Cakra baru saja selesai menyanyikan Indonesia Raya sambil berdiri saat kedua ponselnya bergetar di saku IAD. Kegiatan tersebut masuk ke dalam prosesi yang mutlak dilakukan sebelum memulai rapat. Ia duduk dengan tenang seperti biasa. Di depan sana beberapa staf sedang membantu Kepala Kejaksaan Negeri mencari sebuah file. Layar ponsel hibah kantornya adalah yang pertama kali Cakra tengok. Padahal sebelumnya-sebelumnya ponsel tersebut biasa jadi ganjalan laci meja kerja.

From: Bunga Kenanga
Have a nice day, Mas Dipta 🌻

Ya, tepat sesuai dugaan. Hanya ada satu orang yang kerap mengiriminya pesan di jam-jam seperti ini, ke ponsel hibah kantor pula.

To: Bunga Kenanga
Have a nice day too. Udah sarapan?

From: Bunga Kenanga
Blm :(((
Sarapan, yuk.

To: Bunga Kenanga
Telat ngajaknya.

From: Bunga Kenanga
:((( Emang diajak siapa?

To: Bunga Kenanga
Diajak tukang ketoprak.

From: Bunga Kenanga
:((( Besok aku begal, ah, tukang ketopraknya.

To: Bunga Kenanga
😂

From: Bunga Kenanga
Pelit bgt balesnya, giliran nulis byk. Padahal nulis capek :(((

To: Bunga Kenanga
Blm selesai ngetik 😂

From: Bunga Kenanga
Yauda selesaiin aja dulu ketikannya. Aku dipanggil Mas Dio Herder :(((

To: Bunga Kenanga
Kok, Herder?

From: Bunga Kenanga
Galak banget grgr. Dinda lupa nyetak kontrak. Niko mangkir. Aku blm kelar bikin RAB. Dadah, Mas Dipta :((( Aku harus ke tempat pembantaian harga diri dulu.
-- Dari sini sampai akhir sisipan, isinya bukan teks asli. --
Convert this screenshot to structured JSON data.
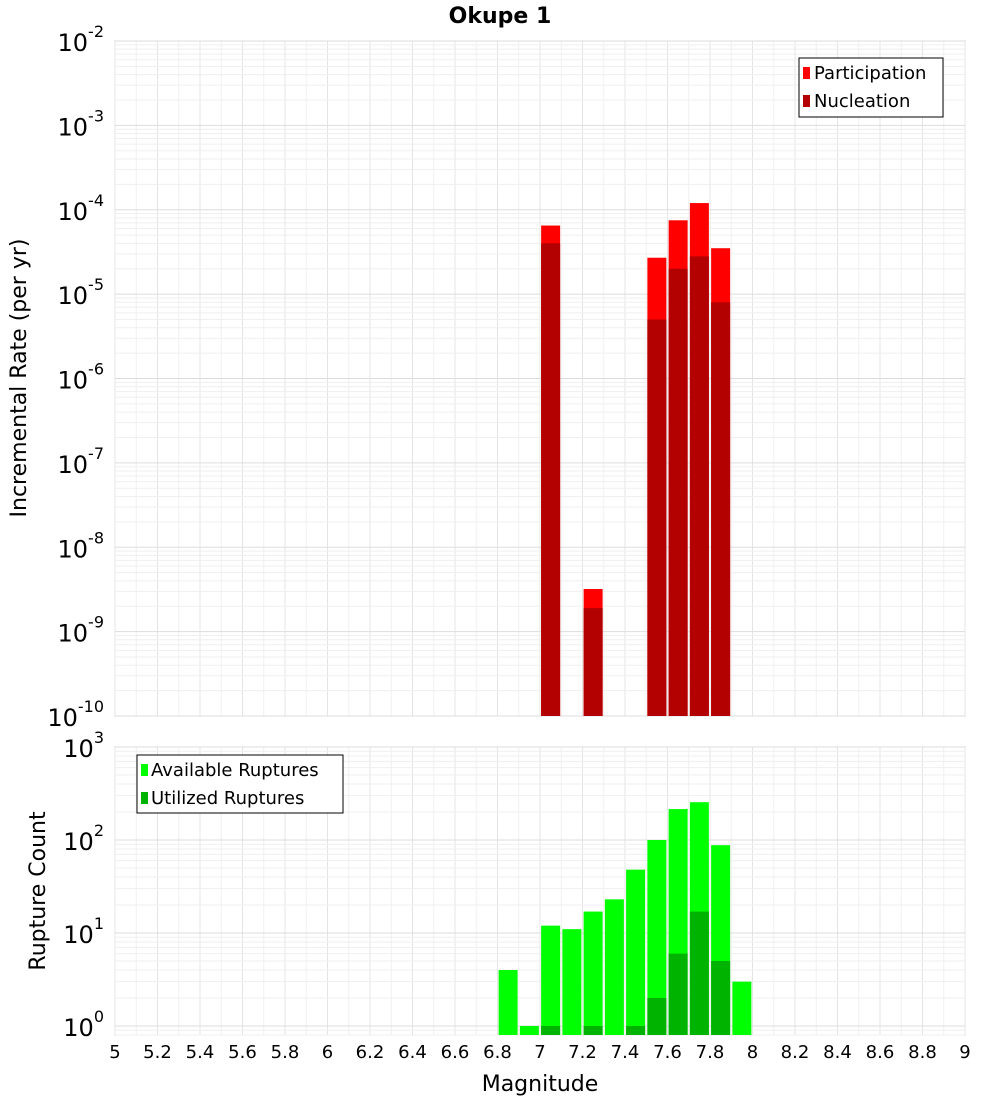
{
  "chart_data": [
    {
      "type": "bar",
      "title": "Okupe 1",
      "xlabel": "",
      "ylabel": "Incremental Rate (per yr)",
      "yscale": "log",
      "ylim": [
        1e-10,
        0.01
      ],
      "xlim": [
        5,
        9
      ],
      "ytick_labels": [
        {
          "base": "10",
          "exp": "-10"
        },
        {
          "base": "10",
          "exp": "-9"
        },
        {
          "base": "10",
          "exp": "-8"
        },
        {
          "base": "10",
          "exp": "-7"
        },
        {
          "base": "10",
          "exp": "-6"
        },
        {
          "base": "10",
          "exp": "-5"
        },
        {
          "base": "10",
          "exp": "-4"
        },
        {
          "base": "10",
          "exp": "-3"
        },
        {
          "base": "10",
          "exp": "-2"
        }
      ],
      "legend": {
        "position": "top-right",
        "entries": [
          "Participation",
          "Nucleation"
        ]
      },
      "series": [
        {
          "name": "Participation",
          "color": "#ff0000",
          "x": [
            7.05,
            7.25,
            7.55,
            7.65,
            7.75,
            7.85
          ],
          "values": [
            6.5e-05,
            3.2e-09,
            2.7e-05,
            7.5e-05,
            0.00012,
            3.5e-05
          ]
        },
        {
          "name": "Nucleation",
          "color": "#b30000",
          "x": [
            7.05,
            7.25,
            7.55,
            7.65,
            7.75,
            7.85
          ],
          "values": [
            4e-05,
            1.9e-09,
            5e-06,
            2e-05,
            2.8e-05,
            8e-06
          ]
        }
      ]
    },
    {
      "type": "bar",
      "title": "",
      "xlabel": "Magnitude",
      "ylabel": "Rupture Count",
      "yscale": "log",
      "ylim": [
        0.8,
        1000
      ],
      "xlim": [
        5,
        9
      ],
      "x_ticks": [
        "5",
        "5.2",
        "5.4",
        "5.6",
        "5.8",
        "6",
        "6.2",
        "6.4",
        "6.6",
        "6.8",
        "7",
        "7.2",
        "7.4",
        "7.6",
        "7.8",
        "8",
        "8.2",
        "8.4",
        "8.6",
        "8.8",
        "9"
      ],
      "ytick_labels": [
        {
          "base": "10",
          "exp": "0"
        },
        {
          "base": "10",
          "exp": "1"
        },
        {
          "base": "10",
          "exp": "2"
        },
        {
          "base": "10",
          "exp": "3"
        }
      ],
      "legend": {
        "position": "top-left",
        "entries": [
          "Available Ruptures",
          "Utilized Ruptures"
        ]
      },
      "series": [
        {
          "name": "Available Ruptures",
          "color": "#00ff00",
          "x": [
            6.85,
            6.95,
            7.05,
            7.15,
            7.25,
            7.35,
            7.45,
            7.55,
            7.65,
            7.75,
            7.85,
            7.95
          ],
          "values": [
            4,
            1,
            12,
            11,
            17,
            23,
            48,
            100,
            215,
            255,
            88,
            3
          ]
        },
        {
          "name": "Utilized Ruptures",
          "color": "#00b300",
          "x": [
            7.05,
            7.25,
            7.45,
            7.55,
            7.65,
            7.75,
            7.85
          ],
          "values": [
            1,
            1,
            1,
            2,
            6,
            17,
            5
          ]
        }
      ]
    }
  ]
}
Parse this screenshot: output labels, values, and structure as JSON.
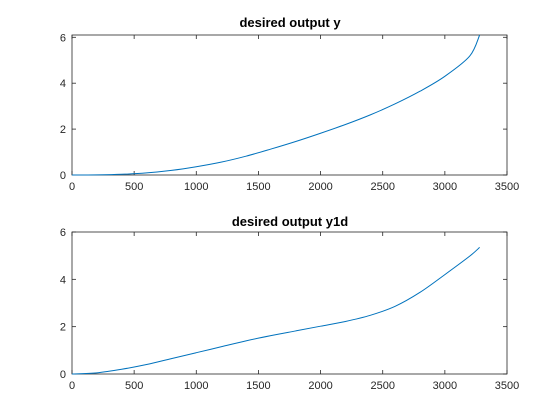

Senyum tipis Cakra tersemat hanya karena keluhan-keluhan Kenanga. Ia memasukkan ponsel bersamaan dengan dehaman Kepala Kejaksaaan Negeri yang bak guntur membelah gunung. Hampir dua minggu lebih ia dan Kenanga punya sesi chatting yang cukup intens. Iya, cukup intens apabila dilandaskan sebatas hubungan penjual dan pelanggan.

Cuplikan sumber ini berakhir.